RNNs and Language modeling in TensorFlow

From feed-forward to Recurrent Neural Networks (RNNs)

In the last few weeks, we've seen how feed-forward and convolutional neural networks have achieved incredible results. They perform on par with, even outperform, humans in many different tasks.

Despite their seemingly magical properties, these models are still very limited. Humans aren't built to just do linear or logistic regression, or recognize individual objects. We can understand, communicate, and create. The inputs we deal with aren't just singular data points, but sequences that are rich in information and complex in time dependencies. Languages we use are sequential. Music we listen to is sequential. TV shows we watch are sequential. The question is: how can we make our models capable of processing sequences of inputs with all their intricacies the way humans do.
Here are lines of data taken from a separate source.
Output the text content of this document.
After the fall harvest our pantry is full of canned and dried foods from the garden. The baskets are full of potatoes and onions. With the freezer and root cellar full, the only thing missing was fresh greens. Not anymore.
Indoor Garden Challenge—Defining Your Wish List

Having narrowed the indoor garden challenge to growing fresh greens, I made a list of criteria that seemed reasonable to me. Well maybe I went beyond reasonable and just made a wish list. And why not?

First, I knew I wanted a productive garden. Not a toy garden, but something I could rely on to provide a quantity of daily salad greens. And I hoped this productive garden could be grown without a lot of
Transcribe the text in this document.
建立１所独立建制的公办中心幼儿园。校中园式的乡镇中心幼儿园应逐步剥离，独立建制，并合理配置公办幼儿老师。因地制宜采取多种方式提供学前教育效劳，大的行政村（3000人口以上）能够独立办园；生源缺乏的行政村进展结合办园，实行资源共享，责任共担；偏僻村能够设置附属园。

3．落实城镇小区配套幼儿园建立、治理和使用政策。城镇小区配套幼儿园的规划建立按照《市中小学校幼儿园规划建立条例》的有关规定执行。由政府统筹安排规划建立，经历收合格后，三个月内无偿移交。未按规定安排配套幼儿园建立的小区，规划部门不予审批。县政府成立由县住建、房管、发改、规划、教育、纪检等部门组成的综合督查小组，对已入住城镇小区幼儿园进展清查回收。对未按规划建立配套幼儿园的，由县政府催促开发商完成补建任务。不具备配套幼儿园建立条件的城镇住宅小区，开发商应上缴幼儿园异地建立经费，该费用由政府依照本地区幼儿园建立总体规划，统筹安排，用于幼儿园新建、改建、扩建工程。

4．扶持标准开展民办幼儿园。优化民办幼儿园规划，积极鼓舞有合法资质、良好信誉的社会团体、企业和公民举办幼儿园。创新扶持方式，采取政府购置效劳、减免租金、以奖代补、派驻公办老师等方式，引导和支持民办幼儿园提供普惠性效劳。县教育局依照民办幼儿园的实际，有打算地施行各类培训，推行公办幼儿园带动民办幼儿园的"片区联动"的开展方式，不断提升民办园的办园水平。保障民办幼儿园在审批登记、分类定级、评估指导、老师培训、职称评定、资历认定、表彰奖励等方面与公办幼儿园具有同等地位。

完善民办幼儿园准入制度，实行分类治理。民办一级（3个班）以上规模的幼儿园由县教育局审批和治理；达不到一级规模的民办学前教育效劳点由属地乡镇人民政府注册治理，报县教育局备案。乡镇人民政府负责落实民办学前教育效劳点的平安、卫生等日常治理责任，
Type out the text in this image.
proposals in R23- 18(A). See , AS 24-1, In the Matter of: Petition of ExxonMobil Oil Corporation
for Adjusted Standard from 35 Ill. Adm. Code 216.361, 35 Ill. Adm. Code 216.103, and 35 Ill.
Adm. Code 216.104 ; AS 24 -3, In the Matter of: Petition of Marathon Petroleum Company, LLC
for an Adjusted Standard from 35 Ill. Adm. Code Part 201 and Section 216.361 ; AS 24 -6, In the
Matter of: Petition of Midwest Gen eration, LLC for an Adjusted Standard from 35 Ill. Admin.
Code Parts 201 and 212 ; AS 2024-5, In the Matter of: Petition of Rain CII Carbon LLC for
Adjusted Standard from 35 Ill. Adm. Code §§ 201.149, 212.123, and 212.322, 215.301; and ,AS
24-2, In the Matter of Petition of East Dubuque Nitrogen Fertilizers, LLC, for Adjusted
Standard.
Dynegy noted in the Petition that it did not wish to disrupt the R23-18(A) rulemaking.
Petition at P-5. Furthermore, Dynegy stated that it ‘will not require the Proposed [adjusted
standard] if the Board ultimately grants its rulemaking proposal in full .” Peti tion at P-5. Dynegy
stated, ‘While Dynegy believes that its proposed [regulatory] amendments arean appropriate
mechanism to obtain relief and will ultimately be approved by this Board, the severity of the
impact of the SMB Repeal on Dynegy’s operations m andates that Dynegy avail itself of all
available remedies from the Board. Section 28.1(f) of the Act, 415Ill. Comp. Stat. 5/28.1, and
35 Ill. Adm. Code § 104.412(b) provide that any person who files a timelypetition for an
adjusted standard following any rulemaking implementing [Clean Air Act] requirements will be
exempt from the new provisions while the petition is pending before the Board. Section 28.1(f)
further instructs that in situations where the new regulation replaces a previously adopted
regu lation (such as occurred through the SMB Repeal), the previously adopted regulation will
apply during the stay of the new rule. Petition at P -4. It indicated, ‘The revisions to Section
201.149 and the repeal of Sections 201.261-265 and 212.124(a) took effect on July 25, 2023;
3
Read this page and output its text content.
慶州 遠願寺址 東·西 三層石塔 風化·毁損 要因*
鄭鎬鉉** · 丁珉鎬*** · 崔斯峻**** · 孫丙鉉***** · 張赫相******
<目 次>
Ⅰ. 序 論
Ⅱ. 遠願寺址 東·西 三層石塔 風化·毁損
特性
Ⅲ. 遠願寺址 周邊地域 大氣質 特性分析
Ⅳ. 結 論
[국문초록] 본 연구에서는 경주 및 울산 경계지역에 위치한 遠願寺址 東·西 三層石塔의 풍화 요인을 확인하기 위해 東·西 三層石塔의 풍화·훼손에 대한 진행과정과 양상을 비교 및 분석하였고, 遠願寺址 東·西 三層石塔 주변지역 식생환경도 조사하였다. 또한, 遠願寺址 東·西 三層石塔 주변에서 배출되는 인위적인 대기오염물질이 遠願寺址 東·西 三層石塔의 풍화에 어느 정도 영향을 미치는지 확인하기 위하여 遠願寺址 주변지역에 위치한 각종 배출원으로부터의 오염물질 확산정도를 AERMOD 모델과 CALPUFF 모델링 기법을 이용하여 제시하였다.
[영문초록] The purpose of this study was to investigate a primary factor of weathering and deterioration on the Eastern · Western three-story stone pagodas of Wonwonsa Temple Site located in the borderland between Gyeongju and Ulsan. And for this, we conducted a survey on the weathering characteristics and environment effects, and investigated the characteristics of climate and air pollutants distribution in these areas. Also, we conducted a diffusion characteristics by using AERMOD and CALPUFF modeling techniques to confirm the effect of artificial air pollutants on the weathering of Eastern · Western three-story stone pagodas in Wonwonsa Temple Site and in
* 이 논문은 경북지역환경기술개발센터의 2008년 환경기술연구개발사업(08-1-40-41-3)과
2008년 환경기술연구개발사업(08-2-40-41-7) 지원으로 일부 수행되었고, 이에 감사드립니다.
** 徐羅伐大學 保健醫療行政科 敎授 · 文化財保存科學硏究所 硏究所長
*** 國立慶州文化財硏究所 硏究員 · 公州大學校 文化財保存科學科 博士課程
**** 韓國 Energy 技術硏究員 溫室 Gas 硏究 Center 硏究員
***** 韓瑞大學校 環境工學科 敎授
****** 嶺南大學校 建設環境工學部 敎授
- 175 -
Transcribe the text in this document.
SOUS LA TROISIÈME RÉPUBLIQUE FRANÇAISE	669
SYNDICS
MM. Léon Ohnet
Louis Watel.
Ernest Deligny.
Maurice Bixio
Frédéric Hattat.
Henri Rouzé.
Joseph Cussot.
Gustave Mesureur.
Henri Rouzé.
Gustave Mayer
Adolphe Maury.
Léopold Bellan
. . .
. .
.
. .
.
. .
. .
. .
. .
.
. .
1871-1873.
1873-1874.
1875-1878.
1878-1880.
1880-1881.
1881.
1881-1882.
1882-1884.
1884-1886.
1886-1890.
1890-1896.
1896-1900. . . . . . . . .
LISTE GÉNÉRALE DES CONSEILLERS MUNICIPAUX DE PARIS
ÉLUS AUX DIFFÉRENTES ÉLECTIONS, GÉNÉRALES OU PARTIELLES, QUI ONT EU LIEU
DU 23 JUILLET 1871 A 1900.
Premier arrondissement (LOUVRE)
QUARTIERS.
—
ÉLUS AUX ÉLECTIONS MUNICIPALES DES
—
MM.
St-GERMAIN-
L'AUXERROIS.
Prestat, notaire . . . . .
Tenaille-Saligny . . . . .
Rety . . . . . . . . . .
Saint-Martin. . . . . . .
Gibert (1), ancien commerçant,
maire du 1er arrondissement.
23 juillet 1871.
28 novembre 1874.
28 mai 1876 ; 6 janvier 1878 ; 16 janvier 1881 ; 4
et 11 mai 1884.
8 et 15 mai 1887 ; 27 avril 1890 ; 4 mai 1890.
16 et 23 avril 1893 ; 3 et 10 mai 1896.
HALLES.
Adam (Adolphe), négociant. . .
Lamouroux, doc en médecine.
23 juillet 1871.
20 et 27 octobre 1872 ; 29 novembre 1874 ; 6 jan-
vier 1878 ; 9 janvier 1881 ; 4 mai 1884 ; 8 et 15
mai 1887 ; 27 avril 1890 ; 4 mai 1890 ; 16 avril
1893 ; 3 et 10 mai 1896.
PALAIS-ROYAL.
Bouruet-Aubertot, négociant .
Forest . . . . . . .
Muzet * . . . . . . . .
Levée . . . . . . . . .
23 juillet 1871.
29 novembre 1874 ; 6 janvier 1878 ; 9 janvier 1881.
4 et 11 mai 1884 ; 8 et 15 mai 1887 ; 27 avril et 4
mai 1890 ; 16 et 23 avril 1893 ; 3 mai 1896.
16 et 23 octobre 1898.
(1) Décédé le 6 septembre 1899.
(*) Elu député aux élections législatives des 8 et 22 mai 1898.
RNNs were created with the aim of capturing the sequential information. The Simple Recurrent Network (SRN) was first introduced by Jeff Elman in a paper entitled "Finding structure in time" (Elman, 1990). As Professor James McClelland wrote in his book:

"The paper was groundbreaking for many cognitive scientists and psycholinguists, since it was the first to completely break away from a prior commitment to specific linguistic units (e.g. phonemes or words), and to explore the vision that these units might be emergent consequences of a learning process operating over the latent structure in the speech stream. Elman had actually implemented an earlier model in which the input and output of the network was a very low-level spectrogram-like representation, trained using a spectral information extracted from a recording of his own voice saying 'This is the voice of the neural network'."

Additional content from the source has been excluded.